Ma sarebbe una accusa temeraria ed acerba .

Il tema della produttività è al cuore del dibattito sulle caratteristiche della ripresa economica in atto. Le buone performance delle economie avanzate – inclusa l’Italia – in termine di crescita totale della prodotto interno lordo, non deve far dimenticare che la zavorra più preoccupante per camminare su un sentiero di crescita soddisfacente e regolare è rappresentato dall’andamento della produttività. Per l’Italia in particolare il tema della produttività dovrebbe essere messo sullo stesso piano di quello del debito pubblico nel definire il disegno di politica economica per il Paese, soprattutto in una fase congiunturale come questa, alla vigilia di un appuntamento elettorale. Se si guardano i dati, si scopre che la crescita della produttività per lavoratore in Italia dal Dopoguerra ad oggi ha purtroppo seguito una preoccupante parabola discendente: fino agli shock petroliferi degli anni Settanta era quasi il 5%; da quel momento fino alla crisi del 1992 è scesa sotto il 2%; nel decennio successivo è ulteriormente caduta fino al 1,3%; da allora ad oggi ha raggiunto il pavimento dello zero.

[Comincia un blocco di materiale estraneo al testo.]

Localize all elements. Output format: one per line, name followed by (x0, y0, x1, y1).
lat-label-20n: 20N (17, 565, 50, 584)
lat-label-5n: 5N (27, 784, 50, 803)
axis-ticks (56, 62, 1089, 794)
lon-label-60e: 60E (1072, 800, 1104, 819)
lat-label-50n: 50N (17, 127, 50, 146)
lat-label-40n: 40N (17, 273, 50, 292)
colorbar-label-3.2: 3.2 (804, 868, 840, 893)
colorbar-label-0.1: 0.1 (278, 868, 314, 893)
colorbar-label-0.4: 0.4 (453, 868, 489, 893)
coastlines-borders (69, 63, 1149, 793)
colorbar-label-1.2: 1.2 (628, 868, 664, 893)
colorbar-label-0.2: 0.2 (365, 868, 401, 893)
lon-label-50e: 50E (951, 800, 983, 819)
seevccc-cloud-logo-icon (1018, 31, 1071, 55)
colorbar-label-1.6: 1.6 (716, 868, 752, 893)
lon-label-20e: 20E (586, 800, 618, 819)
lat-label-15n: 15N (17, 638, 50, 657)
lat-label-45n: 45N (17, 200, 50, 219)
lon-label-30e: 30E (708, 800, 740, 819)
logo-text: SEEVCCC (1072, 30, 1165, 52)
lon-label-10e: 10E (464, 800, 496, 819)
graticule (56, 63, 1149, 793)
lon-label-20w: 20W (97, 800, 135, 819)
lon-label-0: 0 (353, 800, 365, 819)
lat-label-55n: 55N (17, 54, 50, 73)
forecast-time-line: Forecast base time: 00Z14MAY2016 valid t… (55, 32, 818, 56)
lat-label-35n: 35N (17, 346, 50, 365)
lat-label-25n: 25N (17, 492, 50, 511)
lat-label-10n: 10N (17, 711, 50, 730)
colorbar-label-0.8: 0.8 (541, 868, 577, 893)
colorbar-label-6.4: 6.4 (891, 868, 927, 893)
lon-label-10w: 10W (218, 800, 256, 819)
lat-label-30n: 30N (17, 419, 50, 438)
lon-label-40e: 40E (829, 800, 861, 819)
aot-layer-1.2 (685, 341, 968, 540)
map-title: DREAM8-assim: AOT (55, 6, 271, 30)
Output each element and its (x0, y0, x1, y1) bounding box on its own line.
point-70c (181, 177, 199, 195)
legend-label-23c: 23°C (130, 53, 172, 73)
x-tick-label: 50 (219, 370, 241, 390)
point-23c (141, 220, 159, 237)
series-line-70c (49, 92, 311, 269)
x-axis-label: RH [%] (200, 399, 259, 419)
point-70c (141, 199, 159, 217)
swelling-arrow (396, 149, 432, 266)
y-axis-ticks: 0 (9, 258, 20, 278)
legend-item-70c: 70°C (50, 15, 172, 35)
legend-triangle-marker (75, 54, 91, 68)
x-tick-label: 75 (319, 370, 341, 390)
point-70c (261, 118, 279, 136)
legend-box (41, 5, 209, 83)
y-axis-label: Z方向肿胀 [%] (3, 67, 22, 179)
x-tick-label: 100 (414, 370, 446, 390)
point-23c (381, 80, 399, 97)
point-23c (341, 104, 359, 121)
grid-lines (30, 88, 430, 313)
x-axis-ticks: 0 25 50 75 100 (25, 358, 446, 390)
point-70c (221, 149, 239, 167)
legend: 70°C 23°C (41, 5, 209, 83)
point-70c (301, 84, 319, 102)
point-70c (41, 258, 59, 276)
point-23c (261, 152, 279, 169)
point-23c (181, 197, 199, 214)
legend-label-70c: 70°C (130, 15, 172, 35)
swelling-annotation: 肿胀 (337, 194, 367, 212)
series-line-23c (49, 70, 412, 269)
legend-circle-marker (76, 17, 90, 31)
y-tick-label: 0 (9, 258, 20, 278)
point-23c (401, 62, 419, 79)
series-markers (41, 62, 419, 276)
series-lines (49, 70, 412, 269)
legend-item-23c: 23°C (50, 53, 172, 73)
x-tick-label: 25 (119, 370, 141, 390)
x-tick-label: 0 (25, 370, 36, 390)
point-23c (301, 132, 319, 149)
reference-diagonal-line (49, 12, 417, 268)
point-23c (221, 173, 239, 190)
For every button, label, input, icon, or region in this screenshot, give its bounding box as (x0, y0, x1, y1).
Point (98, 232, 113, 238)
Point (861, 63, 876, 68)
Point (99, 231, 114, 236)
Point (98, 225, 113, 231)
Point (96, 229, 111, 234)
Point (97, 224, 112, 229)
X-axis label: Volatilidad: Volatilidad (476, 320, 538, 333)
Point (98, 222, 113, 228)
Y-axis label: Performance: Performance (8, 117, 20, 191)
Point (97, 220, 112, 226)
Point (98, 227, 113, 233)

Ma la politica monetaria centra qualcosa? Qui scendono in campo due visioni, che oggi sono in Europa particolarmente attive nel valutare positivamente – le colombe – o negativamente – i falchi – l’operato della Banca centrale europea, che ha messo in campo dal 2008 in avanti, ma in particolare a partire dal 2014 una politica monetaria particolarmente aggressiva, schiacciando i tassi nominali e reali prima verso lo zero, poi in territorio negativo.

Le colombe danno un giudizio positivo della strategia della Bce partendo dall’idea che la politica monetaria può dare un contributo indiretto alla crescita della produttività, che in una fase recessiva si traduce in una politica monetaria molto espansiva. L’idea di fondo è che la dinamica di medio periodo delle variabili reali – produttività inclusa – possa essere sostenuta dalla politica monetaria se la banca centrale si concentra prevalentemente sulla stabilizzazione dell’inflazione. La stabilizzazione dell’inflazione – che è l’obiettivo della Bce – a sua volta deve essere perseguito con una politica monetaria espansiva finché non ci sia una robusta evidenza che sia i prezzi che le aspettative sui prezzi siano su un sentiero stabile ed sostenibile, senza la stampella della politica monetaria e che valga per tutto il perimetro dell’Unione. È un approccio che caratterizza tutte le azioni e dichiarazioni della Bce, inclusi gli ultimi verbali appena pubblicati.

Ma ai falchi la strategia scelta dalla Bce non piace. La tesi è che una politica monetaria troppo espansiva ha un effetto diretto e negativo sulle variabili reali, inclusa la produttività. Per almeno due diverse ragioni. Da un lato, la catena che parte dal presunto eccesso di politica monetaria alla anemia della produttività ha il suo anello cruciale nel meccanismo delle aspettative. Finché una banca centrale – è questo il ragionamento – continua ad accompagnare, invece che anticipare ed annunziare, il ritorno ad un profilo normale delle variabili reali e nominali, la scintilla che si accende nelle famiglie e nelle imprese che spinge a spendere e/o ad investire continua ad essere flebile. In altri termini, la politica monetaria troppo espansiva intacca direttamente la capacità di crescita dell’economia.

Da un altro punto di vista – ed in parallelo – l’eccesso di politica monetaria produce ed accentua distorsioni nella parte finanziaria dell’economia. In particolare, avendo fiducia nelle capacità del mercato, finché la struttura dei tassi non viene riportata alla normalità, i comportamenti inefficienti di imprese, banche e governi trovano acque facili in cui navigare, rendendo più resilienti le sacche di inefficienza, e quindi contribuendo ai deficit di produttività. Alla luce dei dati esistenti, la tesi dei falchi è temeraria, o quantomeno acerba. In ogni caso, al di là della sua robustezza, accoglierla significherebbe comunque una assunzione di rischio. Una accelerazione della normalizzazione – se basata su tali presupposti - sarebbe un atto rischioso. I banchieri centrali, anche per la natura del loro compito, tendono ad essere avversi al rischio. Quelli di Francoforte non faranno eccezione.